Yield: 12 servings (approx. 2/3 cup each)
- 1 cup all-purpose flour
- 1 cup cornmeal
- 2 teaspoons baking powder
- 1 teaspoon salt
- 2 large eggs
- 1 cup buttermilk
- 1/4 cup canola oil
- 1 tablespoon canola oil
- 1 medium onion, chopped
- 2 celery ribs, chopped
- 3 large eggs
- 2 cans (10-3/4 ounces each) condensed cream of chicken soup, undiluted
- 3 teaspoons poultry seasoning
- 1 teaspoon pepper
- 1/2 teaspoon salt
- 2 cups chicken broth
- Preheat oven to 400°. In a large bowl, whisk flour, cornmeal, baking powder and salt. In another bowl, whisk eggs and buttermilk. Pour oil into an 8-in. ovenproof skillet; place skillet in oven 4 minutes.
- Meanwhile, add buttermilk mixture to flour mixture; stir just until moistened.
- Carefully tilt and rotate skillet to coat bottom with oil; add batter. Bake 20-25 minutes or until a toothpick inserted in center comes out clean. Cool completely in pan on a wire rack.

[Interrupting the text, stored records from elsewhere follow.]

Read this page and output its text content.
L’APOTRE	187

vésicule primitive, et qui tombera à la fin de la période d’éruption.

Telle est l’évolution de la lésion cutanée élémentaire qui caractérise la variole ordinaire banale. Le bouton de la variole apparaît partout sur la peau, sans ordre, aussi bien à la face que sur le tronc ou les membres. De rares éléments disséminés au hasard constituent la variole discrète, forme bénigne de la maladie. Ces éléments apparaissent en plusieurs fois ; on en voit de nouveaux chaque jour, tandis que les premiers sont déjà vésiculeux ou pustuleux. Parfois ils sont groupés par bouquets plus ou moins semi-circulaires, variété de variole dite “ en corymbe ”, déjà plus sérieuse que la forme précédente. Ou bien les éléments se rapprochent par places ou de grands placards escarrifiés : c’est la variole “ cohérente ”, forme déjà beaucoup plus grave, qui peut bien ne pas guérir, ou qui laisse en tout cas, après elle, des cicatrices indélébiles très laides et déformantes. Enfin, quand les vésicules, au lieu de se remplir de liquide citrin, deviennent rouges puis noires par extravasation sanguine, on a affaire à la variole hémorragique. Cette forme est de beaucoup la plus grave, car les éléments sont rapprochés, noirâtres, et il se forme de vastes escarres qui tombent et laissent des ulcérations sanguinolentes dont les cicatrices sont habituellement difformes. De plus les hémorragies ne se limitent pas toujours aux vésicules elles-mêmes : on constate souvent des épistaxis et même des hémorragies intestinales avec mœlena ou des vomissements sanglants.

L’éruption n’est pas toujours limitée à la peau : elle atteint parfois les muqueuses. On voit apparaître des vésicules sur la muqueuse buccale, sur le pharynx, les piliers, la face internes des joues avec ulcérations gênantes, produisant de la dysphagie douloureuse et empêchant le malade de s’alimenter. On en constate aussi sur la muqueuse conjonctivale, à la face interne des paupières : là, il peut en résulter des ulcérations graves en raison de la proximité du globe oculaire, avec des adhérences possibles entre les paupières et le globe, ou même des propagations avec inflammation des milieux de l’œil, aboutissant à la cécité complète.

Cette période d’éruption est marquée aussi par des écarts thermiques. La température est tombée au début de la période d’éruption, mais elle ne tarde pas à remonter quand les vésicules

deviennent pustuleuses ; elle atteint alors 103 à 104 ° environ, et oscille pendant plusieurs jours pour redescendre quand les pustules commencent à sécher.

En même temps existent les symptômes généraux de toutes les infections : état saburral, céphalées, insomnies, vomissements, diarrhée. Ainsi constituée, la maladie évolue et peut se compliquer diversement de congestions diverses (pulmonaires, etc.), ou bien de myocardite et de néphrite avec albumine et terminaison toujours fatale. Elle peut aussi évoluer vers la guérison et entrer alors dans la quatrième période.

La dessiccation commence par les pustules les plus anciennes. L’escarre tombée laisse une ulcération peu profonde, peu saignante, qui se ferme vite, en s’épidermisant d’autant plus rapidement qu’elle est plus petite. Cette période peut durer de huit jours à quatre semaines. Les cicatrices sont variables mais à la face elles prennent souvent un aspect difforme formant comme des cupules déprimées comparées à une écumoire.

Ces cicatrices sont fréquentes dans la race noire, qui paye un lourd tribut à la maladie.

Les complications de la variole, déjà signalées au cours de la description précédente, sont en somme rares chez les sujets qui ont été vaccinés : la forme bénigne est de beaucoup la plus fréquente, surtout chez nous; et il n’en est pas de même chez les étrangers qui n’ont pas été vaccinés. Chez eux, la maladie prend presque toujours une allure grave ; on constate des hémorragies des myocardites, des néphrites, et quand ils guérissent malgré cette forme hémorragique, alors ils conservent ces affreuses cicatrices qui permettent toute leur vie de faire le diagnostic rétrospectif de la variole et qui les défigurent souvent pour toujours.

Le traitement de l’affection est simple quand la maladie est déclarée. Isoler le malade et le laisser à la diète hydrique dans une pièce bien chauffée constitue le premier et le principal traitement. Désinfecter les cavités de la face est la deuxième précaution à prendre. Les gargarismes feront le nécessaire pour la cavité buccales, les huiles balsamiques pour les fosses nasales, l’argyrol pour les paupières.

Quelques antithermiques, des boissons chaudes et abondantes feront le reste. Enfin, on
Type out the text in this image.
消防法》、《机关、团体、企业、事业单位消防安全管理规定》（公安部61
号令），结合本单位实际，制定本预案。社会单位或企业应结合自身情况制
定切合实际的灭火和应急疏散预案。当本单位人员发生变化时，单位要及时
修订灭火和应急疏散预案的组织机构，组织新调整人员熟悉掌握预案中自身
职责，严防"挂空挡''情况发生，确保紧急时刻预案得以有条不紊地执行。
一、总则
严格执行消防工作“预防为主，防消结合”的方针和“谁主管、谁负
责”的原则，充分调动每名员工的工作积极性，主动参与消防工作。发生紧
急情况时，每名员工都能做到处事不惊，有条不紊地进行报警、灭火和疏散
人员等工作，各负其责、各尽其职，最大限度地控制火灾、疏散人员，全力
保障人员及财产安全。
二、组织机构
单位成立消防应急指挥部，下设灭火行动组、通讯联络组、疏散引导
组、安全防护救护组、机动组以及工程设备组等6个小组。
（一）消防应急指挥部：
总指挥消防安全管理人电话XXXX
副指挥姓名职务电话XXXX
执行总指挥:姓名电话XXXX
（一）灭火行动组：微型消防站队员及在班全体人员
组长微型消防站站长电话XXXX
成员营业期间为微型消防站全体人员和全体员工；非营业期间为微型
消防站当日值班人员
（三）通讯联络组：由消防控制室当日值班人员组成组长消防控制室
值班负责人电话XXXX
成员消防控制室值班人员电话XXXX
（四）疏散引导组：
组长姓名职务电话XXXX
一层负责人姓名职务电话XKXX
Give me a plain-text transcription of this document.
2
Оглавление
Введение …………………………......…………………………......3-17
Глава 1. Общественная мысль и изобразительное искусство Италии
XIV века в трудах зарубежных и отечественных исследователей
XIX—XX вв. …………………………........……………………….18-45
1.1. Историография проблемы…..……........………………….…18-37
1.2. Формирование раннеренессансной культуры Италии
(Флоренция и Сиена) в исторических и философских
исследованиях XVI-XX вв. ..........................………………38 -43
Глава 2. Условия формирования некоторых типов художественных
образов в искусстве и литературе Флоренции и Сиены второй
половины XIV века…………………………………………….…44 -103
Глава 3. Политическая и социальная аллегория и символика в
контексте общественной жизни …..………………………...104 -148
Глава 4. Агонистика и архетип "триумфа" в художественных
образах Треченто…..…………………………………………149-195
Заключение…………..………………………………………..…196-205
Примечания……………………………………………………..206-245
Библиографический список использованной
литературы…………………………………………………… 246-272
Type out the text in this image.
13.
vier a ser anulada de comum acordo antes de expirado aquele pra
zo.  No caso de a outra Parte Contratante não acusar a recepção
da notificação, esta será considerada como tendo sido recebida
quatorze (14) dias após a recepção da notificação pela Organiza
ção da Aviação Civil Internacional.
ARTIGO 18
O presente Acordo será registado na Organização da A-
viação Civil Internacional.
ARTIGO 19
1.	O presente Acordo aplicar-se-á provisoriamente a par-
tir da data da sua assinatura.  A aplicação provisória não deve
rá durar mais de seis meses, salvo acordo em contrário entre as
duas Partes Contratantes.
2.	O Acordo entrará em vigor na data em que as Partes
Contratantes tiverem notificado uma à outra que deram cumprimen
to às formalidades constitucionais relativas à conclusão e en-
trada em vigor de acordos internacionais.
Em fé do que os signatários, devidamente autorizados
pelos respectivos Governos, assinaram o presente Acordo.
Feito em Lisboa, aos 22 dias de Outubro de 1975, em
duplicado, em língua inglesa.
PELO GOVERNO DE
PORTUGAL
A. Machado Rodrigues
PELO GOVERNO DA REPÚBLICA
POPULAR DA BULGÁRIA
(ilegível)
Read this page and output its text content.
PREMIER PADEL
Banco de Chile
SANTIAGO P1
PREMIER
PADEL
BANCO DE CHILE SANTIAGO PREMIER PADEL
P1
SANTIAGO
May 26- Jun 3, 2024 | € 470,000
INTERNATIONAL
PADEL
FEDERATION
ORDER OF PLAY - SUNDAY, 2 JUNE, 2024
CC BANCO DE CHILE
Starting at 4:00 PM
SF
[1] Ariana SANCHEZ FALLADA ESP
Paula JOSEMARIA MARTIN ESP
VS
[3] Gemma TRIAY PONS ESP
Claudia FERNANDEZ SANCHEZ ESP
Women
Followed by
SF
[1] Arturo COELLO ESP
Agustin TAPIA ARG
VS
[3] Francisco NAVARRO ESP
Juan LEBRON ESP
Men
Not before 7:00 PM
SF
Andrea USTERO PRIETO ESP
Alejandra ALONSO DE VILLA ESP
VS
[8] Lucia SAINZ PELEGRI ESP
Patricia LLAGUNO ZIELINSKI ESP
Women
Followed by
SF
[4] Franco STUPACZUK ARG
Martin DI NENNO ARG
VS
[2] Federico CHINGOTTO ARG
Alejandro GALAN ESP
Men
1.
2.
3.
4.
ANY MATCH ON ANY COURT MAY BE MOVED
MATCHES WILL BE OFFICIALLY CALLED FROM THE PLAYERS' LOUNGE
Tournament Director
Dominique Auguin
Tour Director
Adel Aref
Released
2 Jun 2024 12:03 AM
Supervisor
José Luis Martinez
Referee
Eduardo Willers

- Reduce oven setting to 350°. For dressing, in a large skillet, heat oil over medium-high heat. Add onion and celery; cook and stir 4-6 minutes or until tender.
- Remove from heat. Coarsely crumble cornbread into skillet; toss to combine. In a small bowl, whisk eggs, condensed soup and seasonings; stir into bread mixture. Stir in broth.
- Transfer to a greased 13×9-in. baking dish. Bake 45-55 minutes or until lightly browned.